A “detrimental” law passed in the Iraqi parliament that forces children of parents who convert to Islam to automatically become Muslim will probably not be implemented, an Iraqi ambassador says.
Lukman Faily, who served as the Iraqi ambassador in Washington between 2013 and 2016, told an audience at the London School of Economics on Wednesday evening (30 Nov.) that the legislation had been introduced “without due consideration” for its impact on Iraq’s beleaguered minorities and to “score political points, trying to be more royal than the king”.
Christians, Yazidis, Mandeans, Kakai and Bahai MPs walked out of the Iraqi Parliament session in protest when the law was passed on 27 October 2015. The marginalisation of non-Muslims has continued as power transferred from Sunni to Shia hands after the 2003 US-led invasion, and those who have not emigrated have been subjected to attacks and intimidation by jihadist groups such as Islamic State.

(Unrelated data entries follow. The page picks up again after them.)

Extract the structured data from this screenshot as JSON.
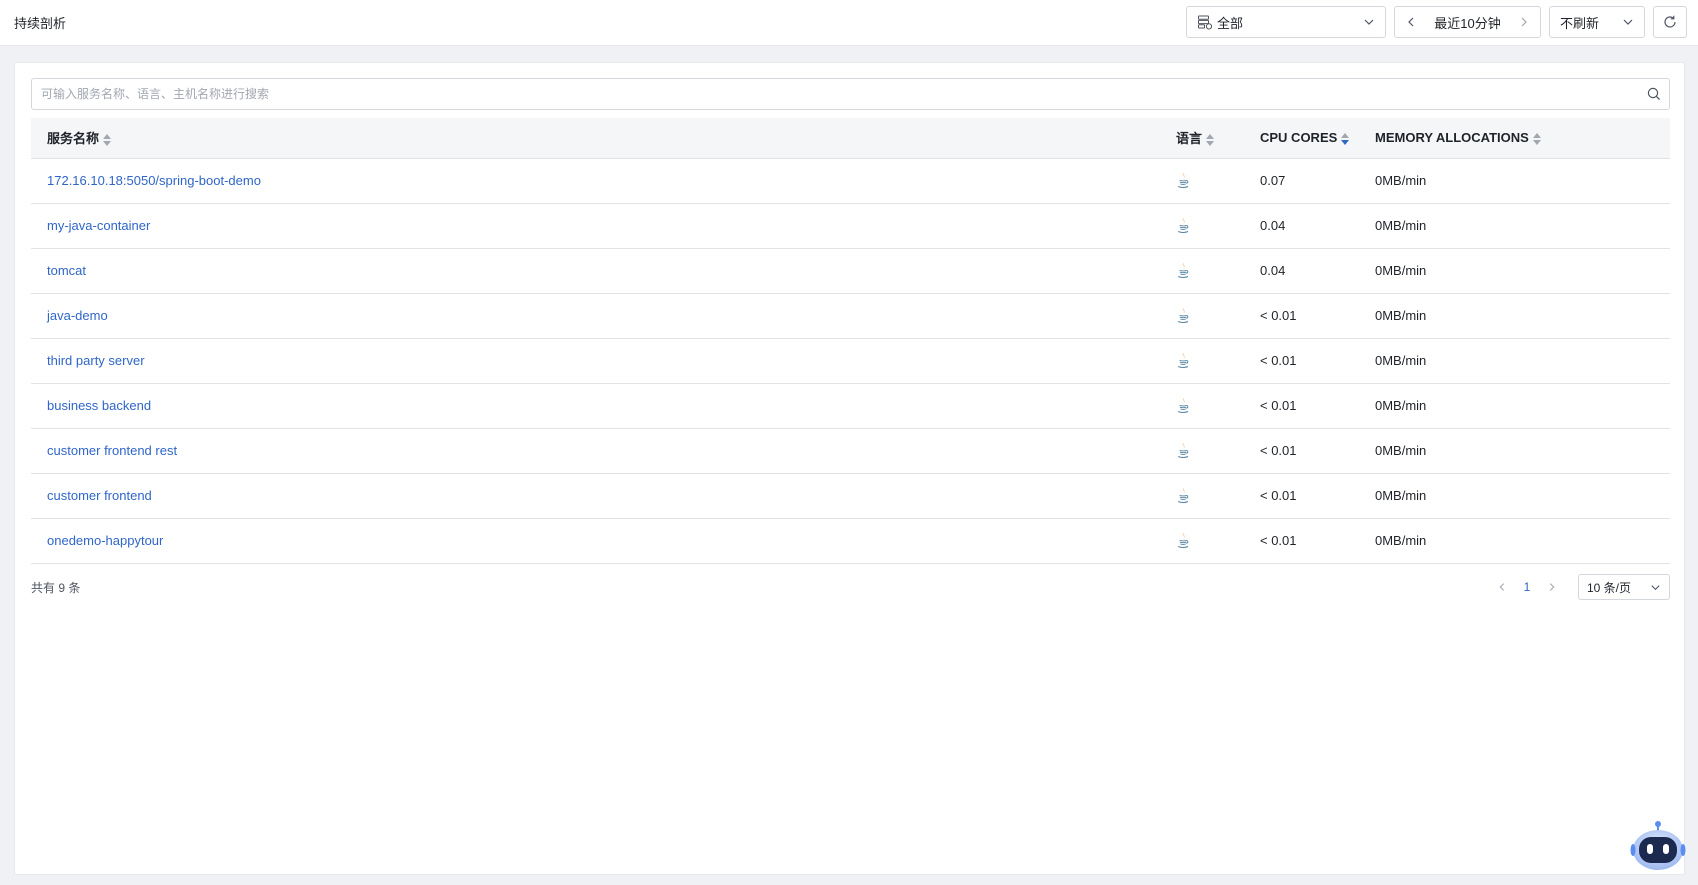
{
  "header": {
    "title": "持续剖析",
    "env_select": {
      "value": "全部",
      "icon": "database-icon"
    },
    "time_range": {
      "value": "最近10分钟"
    },
    "refresh_select": {
      "value": "不刷新"
    },
    "refresh_icon": "refresh-icon"
  },
  "search": {
    "placeholder": "可输入服务名称、语言、主机名称进行搜索",
    "value": ""
  },
  "table": {
    "columns": [
      {
        "label": "服务名称",
        "sort": "none"
      },
      {
        "label": "语言",
        "sort": "none"
      },
      {
        "label": "CPU CORES",
        "sort": "desc"
      },
      {
        "label": "MEMORY ALLOCATIONS",
        "sort": "none"
      }
    ],
    "rows": [
      {
        "name": "172.16.10.18:5050/spring-boot-demo",
        "language": "java",
        "cpu": "0.07",
        "memory": "0MB/min"
      },
      {
        "name": "my-java-container",
        "language": "java",
        "cpu": "0.04",
        "memory": "0MB/min"
      },
      {
        "name": "tomcat",
        "language": "java",
        "cpu": "0.04",
        "memory": "0MB/min"
      },
      {
        "name": "java-demo",
        "language": "java",
        "cpu": "< 0.01",
        "memory": "0MB/min"
      },
      {
        "name": "third party server",
        "language": "java",
        "cpu": "< 0.01",
        "memory": "0MB/min"
      },
      {
        "name": "business backend",
        "language": "java",
        "cpu": "< 0.01",
        "memory": "0MB/min"
      },
      {
        "name": "customer frontend rest",
        "language": "java",
        "cpu": "< 0.01",
        "memory": "0MB/min"
      },
      {
        "name": "customer frontend",
        "language": "java",
        "cpu": "< 0.01",
        "memory": "0MB/min"
      },
      {
        "name": "onedemo-happytour",
        "language": "java",
        "cpu": "< 0.01",
        "memory": "0MB/min"
      }
    ]
  },
  "pagination": {
    "total_text": "共有 9 条",
    "current_page": "1",
    "page_size": "10 条/页"
  },
  "colors": {
    "link": "#2f66c9",
    "sort_active": "#2f66c9"
  },
  "assistant_icon": "robot-assistant-icon"
}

Faily said he had voiced concerns about the law with Muslim clerics and politicians. “Even those in the Government, and those religious men who are engaged in the government, said it’s insensitive, detrimental and out of date. So I don’t think it will be implemented,” he said.
In his lecture, Faily warned that Iraqis need to accept that minorities such as Christians and Kurds are part of Iraq, along with tribes, city-dwellers, those who live in rural areas, and returnees who lived overseas during the punishing sanctions era of the 1990s. Only then could the country’s badly damaged social fabric be repaired, he said.
He presented a report, ‘Social harmony: an Iraqi perspective,’ in which he argued that the country’s ethno-sectarian violence was caused by a lack of cohesion between the three pillars on which Iraqi society was built, namely the state, religion and culture, and that respect and tolerance were needed as well as cultural, religious and political pluralism.